The points of contact between Rev. 20:1-10 and the historical setting underlying II Thess. 2:1-12 include the following:
Revelation 20:1-10
|
II Thessalonians 2:1-12 |
An angel with the key to the bottomless pit |
Roman emperors Tiberius, Caius, Claudius
|
Casts down to bottomless pit |
Persecution that arose over Stephen suffers defeat
|
Binds the dragon |
Claudius restrains persecution, protects church
|
Dragon loosed to deceive nations and institute persecution of church |
Claudius taken off by poison, Nero ascends throne, persecutes church at instance of Jews
|
Fire falls from heaven, consuming enemies of Christ |
Nero and Jews destroyed by breath of Christ’s mouth and brightness of his coming |
The reader will observe that the emperors Tiberius, Caius (Caligula), and Claudius occupy the place in the above chart that answers to the angel of Rev. 20:1. This is because it is not strictly necessary to construe the angel as a single individual; as head of the empire, the throne of the emperor had a life and continuity of its own that existed independent of any particular occupant, and itself may be understood by the angel. During the reigns of Tiberius, Caius, and Claudius, the Jews were under imperial displeasure, Tiberius and Claudius both banishing them from Rome or Italy,[4] and Caius threatening to destroy the nation if they did not allow his image to be set in the Jerusalem temple and worshipped as a god.[5] Because of these emperors’ animosity toward the Jews, after the collapse of the persecution that arose over Stephen, the Jews were unable to obtain imperial assistance in their war against the Lamb. Hence, these emperors, but Claudius in particular (for it was during his reign that II Thessalonians was written), “bound the dragon,” not allowing its powers to be enlisted against the church. However, upon the ascent of Nero, the Jews found imperial favor and gained access to the throne: Nero’s wife, Poppaea Sabina, was a Jewish proselyte who ingratiated the Jews to Nero and obtained favors from him on their behalf on several occasions.[6] To gratify the Jews, and to divert suspicion that he had ordered the burning of Rome, Nero thus became the first emperor to persecute the church, loosing the dragon from the bottomless pit. (Rev. 20:7-9)
Conclusion
The angels of the bottomless pit were the Roman emperors, specifically Nero (Rev. 9:1) and Claudius. Nero loosed the locust army to begin the invasion of Palestine and destroy Jerusalem; Claudius restrained Roman officials from persecuting the church at Jewish instance. (Rev. 20:1-3) As long as Claudius was upon the throne the dragon was bound. However, the mortal wound to the beast’s head suffered in the defeat of the persecution that arose over Stephen would heal. Nero would come to power, the Jews would find imperial favor, and enlist the emperor in the war against the Lamb. Nevertheless, the battle belonged the Lord: Nero and the Jews would go down in defeat and the church enter into its blessed rest in the eternal kingdom of the Son.

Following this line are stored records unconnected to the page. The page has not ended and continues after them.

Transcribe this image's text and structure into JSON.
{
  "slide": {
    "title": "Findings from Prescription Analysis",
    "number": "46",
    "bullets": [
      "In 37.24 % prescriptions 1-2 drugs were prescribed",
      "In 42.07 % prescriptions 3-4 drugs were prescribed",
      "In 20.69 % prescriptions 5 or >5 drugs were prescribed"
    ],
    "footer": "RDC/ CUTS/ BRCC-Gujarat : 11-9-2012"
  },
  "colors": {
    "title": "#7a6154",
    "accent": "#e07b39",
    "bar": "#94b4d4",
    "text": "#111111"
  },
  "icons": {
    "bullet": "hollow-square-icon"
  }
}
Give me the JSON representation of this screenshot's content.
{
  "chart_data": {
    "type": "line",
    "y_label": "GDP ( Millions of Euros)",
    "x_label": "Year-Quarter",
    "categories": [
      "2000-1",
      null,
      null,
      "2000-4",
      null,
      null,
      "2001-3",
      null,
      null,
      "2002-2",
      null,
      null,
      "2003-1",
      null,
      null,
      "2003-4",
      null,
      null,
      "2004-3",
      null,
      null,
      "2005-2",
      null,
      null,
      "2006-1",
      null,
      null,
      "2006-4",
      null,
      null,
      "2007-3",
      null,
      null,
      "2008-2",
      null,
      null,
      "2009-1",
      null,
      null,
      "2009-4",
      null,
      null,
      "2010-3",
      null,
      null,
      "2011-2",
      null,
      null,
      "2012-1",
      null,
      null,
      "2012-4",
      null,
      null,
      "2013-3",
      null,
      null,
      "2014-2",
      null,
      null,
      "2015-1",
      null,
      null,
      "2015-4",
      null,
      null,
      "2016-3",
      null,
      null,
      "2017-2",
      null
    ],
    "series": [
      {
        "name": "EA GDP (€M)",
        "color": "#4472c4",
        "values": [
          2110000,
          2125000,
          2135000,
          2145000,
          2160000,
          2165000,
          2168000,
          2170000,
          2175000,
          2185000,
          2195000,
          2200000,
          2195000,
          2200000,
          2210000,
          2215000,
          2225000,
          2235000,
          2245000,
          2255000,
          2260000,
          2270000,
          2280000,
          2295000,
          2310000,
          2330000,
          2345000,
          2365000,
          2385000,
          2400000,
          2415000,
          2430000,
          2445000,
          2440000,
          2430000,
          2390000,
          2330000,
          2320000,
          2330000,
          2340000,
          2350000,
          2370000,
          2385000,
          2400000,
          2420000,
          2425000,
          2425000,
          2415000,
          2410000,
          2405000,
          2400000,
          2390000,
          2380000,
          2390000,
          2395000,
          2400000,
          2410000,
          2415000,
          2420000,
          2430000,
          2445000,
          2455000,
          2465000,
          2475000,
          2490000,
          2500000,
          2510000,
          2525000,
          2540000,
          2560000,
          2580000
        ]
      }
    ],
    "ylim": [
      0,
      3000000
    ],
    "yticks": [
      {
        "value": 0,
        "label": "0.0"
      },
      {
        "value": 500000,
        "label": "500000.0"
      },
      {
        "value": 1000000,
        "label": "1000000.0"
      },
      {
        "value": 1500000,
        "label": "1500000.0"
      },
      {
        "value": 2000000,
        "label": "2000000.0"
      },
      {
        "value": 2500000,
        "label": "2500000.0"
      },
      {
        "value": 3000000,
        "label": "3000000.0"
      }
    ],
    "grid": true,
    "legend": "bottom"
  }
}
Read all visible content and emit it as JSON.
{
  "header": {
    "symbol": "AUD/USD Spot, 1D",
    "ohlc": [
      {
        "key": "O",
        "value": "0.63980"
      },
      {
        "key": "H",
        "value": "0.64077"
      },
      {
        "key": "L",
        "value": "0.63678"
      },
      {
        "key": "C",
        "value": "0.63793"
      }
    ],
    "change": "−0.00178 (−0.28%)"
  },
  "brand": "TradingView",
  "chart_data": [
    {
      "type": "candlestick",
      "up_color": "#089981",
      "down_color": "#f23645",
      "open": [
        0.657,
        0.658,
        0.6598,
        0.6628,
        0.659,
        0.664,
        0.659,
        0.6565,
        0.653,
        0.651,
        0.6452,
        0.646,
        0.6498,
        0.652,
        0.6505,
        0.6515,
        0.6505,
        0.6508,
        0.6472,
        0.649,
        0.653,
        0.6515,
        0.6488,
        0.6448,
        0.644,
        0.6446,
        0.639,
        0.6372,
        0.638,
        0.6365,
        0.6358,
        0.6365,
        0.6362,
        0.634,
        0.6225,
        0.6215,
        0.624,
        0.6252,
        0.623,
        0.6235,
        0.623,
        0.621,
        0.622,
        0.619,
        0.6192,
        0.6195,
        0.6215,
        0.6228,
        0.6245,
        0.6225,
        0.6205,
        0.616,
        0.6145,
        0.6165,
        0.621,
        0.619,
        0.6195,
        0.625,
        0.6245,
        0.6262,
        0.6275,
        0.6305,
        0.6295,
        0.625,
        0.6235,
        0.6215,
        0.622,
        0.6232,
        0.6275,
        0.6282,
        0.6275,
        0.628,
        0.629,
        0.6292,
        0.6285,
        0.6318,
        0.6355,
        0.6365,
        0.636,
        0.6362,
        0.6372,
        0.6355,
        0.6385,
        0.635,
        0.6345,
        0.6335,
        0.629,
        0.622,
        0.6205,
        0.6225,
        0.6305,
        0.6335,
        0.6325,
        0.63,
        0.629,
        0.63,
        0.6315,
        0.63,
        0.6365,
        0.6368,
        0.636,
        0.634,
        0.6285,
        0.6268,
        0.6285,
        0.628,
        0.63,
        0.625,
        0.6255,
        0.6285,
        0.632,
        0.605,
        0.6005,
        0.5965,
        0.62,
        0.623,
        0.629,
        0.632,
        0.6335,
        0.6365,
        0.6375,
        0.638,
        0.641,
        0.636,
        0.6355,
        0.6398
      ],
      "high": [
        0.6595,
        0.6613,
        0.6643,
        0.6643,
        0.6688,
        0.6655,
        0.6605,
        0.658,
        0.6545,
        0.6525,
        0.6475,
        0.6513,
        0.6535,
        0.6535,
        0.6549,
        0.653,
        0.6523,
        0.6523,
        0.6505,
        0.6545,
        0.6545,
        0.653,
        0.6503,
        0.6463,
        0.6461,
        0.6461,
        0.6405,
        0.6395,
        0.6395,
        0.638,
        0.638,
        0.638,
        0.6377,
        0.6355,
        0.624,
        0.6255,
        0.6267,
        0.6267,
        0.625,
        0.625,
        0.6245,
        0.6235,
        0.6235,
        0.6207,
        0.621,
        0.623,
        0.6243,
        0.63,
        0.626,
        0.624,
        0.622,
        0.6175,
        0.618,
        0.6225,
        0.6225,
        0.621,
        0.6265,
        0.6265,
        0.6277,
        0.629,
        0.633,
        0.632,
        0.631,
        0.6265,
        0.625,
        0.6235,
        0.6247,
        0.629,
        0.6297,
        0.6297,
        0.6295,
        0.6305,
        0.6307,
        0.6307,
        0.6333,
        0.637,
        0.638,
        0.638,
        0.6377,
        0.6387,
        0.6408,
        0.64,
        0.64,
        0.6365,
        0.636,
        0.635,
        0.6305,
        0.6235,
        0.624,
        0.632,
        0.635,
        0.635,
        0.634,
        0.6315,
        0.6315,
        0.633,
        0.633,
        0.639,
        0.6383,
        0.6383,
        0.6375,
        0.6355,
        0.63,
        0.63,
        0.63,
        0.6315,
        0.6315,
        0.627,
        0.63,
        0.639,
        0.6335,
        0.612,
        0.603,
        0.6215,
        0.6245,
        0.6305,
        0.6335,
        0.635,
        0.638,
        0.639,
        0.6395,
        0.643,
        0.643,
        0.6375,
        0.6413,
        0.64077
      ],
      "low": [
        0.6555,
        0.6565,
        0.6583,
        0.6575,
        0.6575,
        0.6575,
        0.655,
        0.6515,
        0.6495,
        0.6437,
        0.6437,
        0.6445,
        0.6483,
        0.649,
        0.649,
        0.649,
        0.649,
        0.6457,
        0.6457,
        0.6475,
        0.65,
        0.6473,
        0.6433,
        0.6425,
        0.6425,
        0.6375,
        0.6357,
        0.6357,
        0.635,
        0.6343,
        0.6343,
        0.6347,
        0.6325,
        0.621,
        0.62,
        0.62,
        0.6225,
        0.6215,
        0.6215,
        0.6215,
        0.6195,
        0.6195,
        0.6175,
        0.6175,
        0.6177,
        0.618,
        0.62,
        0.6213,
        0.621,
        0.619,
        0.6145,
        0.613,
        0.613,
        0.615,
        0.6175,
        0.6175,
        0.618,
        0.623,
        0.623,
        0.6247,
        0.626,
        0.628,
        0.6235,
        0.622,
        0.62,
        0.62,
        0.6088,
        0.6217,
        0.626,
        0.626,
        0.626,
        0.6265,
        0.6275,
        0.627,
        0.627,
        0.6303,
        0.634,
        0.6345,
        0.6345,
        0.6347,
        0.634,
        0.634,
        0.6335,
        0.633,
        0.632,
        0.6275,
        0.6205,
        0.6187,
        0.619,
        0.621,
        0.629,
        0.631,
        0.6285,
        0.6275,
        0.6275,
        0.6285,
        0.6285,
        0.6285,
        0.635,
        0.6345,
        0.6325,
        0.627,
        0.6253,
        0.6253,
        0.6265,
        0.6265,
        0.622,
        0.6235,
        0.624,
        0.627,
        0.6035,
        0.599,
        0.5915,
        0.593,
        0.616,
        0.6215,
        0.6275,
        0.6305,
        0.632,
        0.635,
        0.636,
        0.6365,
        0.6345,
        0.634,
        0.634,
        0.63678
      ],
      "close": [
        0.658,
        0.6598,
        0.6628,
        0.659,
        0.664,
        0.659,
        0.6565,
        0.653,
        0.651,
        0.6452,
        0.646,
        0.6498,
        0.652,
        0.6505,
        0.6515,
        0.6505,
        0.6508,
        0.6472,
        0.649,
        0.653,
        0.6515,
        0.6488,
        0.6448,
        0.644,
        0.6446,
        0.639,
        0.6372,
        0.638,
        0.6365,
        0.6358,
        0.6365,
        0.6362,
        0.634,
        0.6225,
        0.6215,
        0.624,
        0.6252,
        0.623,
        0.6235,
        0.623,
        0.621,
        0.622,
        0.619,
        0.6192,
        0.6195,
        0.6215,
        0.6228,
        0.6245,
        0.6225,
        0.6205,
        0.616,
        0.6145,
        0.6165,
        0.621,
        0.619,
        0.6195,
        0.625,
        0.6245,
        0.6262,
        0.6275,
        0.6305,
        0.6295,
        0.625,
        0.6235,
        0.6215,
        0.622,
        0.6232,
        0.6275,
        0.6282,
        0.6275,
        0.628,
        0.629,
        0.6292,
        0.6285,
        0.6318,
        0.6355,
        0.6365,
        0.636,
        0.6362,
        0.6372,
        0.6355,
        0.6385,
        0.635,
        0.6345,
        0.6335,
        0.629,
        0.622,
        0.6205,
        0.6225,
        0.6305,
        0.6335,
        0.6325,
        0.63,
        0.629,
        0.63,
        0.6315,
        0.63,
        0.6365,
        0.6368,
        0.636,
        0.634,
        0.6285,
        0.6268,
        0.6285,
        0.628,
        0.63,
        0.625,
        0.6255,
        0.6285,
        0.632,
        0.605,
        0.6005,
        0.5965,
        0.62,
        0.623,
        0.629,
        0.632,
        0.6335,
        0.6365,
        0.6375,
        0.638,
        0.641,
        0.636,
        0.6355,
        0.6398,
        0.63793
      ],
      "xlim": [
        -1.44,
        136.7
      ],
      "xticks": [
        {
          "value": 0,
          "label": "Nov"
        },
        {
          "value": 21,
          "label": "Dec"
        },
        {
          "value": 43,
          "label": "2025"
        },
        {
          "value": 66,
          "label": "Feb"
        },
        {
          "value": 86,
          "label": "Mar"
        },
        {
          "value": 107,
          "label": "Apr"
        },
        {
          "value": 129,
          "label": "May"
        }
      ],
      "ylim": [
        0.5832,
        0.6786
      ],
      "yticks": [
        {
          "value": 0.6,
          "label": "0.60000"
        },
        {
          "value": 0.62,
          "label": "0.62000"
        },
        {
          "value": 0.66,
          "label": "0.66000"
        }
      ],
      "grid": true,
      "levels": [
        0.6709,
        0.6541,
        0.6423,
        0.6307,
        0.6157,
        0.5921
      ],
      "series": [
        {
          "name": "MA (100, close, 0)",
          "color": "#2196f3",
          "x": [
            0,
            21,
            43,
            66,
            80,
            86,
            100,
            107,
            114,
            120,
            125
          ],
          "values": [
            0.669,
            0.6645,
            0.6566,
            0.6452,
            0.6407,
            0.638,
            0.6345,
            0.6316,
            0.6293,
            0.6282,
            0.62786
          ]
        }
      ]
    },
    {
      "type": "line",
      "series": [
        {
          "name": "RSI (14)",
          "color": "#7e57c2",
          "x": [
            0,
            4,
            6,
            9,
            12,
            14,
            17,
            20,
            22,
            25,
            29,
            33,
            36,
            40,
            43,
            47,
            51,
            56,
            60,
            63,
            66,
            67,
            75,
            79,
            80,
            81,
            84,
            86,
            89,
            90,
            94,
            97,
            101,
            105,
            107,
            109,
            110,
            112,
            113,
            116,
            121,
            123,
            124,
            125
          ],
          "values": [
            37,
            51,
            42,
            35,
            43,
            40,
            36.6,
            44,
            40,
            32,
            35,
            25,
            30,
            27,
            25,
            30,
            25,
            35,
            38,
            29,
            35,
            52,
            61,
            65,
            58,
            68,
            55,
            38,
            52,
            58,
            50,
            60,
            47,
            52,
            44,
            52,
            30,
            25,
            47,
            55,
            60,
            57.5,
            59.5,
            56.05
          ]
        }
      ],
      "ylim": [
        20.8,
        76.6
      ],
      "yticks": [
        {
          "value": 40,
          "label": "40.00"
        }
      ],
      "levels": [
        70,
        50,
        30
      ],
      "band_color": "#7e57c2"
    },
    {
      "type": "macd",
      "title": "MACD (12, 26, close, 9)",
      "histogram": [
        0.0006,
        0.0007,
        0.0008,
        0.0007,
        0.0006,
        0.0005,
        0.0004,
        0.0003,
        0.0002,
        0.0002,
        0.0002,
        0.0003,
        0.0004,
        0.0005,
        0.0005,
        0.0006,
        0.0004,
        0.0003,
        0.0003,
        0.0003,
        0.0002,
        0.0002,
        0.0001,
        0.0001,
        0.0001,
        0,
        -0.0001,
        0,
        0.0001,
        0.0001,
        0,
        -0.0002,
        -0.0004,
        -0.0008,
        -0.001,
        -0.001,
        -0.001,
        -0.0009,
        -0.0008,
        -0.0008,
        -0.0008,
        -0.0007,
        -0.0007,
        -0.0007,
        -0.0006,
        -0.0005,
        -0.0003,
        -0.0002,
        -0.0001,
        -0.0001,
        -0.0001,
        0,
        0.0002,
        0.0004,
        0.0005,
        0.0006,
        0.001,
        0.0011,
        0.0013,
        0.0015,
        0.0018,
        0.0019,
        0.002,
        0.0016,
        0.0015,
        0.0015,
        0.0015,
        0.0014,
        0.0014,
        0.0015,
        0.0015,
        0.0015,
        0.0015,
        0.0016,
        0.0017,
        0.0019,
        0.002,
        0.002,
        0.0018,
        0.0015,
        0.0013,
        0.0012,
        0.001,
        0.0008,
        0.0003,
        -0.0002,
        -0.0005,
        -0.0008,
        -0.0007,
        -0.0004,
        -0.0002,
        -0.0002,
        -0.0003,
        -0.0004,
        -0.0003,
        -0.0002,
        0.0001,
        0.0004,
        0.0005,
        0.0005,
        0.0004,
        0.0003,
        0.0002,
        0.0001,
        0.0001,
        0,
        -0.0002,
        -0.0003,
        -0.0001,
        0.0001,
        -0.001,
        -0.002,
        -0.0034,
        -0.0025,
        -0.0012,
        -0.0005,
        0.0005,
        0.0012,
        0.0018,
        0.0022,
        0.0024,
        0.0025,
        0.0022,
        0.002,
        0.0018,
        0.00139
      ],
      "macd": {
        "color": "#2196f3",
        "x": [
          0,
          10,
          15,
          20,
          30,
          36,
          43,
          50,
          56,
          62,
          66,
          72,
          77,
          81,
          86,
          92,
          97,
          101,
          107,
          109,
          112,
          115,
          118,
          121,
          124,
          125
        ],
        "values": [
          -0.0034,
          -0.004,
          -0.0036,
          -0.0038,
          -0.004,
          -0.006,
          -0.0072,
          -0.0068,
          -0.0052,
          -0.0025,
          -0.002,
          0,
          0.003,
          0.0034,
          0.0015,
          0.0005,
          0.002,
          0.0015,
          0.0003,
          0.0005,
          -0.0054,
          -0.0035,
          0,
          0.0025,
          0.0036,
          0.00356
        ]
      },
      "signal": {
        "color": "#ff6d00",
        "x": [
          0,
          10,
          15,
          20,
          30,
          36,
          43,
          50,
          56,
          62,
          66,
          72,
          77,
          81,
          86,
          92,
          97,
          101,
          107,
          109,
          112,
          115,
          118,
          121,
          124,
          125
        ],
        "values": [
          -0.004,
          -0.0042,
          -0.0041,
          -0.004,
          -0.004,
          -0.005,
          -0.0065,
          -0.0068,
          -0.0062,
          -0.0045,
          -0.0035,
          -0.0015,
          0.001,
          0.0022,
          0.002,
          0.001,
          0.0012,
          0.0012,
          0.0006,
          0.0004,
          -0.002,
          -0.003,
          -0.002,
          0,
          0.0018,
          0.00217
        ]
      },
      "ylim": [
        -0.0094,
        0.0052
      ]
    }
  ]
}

[1] Kenneth L. Gentry Jr, Three views on the Millennium and Beyond (1999, Zondervon, Grand Rapids MI), p. 52. Cf. Keith A. Mathison, Postmillennialism - An eschatology of Hope (1999, P&R Publishing, Philipsburg, PA), p. 155; David Chilton, Days of Vengeance (1987, Dominion Press, Tyler TX), pp. 499-506.
[2] Tartarus is the realm of the lost “dead,” the place of binding over until execution of judgment and sentence.
[3] Titus employed four legions in his siege of Jerusalem - The fifth, tenth, twelfth, and fifteenth - drawn from the region of the Euphrates where they were wont to the quartered. (Josephus, Wars of the Jews, V, i, 6; III, iv, 2; Tacitus, Histories, V, i; Annals, V, v; Dio Cassius, IV, xxiii.) Cf. J. Stuart Russell, The Parousia (1887), p. 415; Milton S. Terry, Biblical Hermeneutics (1890), p. 362; Foy E. Wallace, The Book of Revelation (1966) p. 200.
[4] Josephus, Antiquities of the Jews, XVIII, iii, 4, 5; Tacitus, Annals, II, lxxxv; Suetonius, Lives of the Caesars, Tiberius, XXXVI; Dio Cassius, Roman History, LVII, xviii, 5a; Acts 18:2; Suetonius, Lives of the Caesars, Claudius, XXV, iv.
[5] Philo Judaeus, Flaccus, X; Yonge ed; cf. On the Embassy to Gaius, XVI-XX; Yonge ed. Josephus, Antiquities of the Jews, XVIII, viii.
[6] Josephus, Life, 3; Antiquities of the Jews, XX, viii, 11.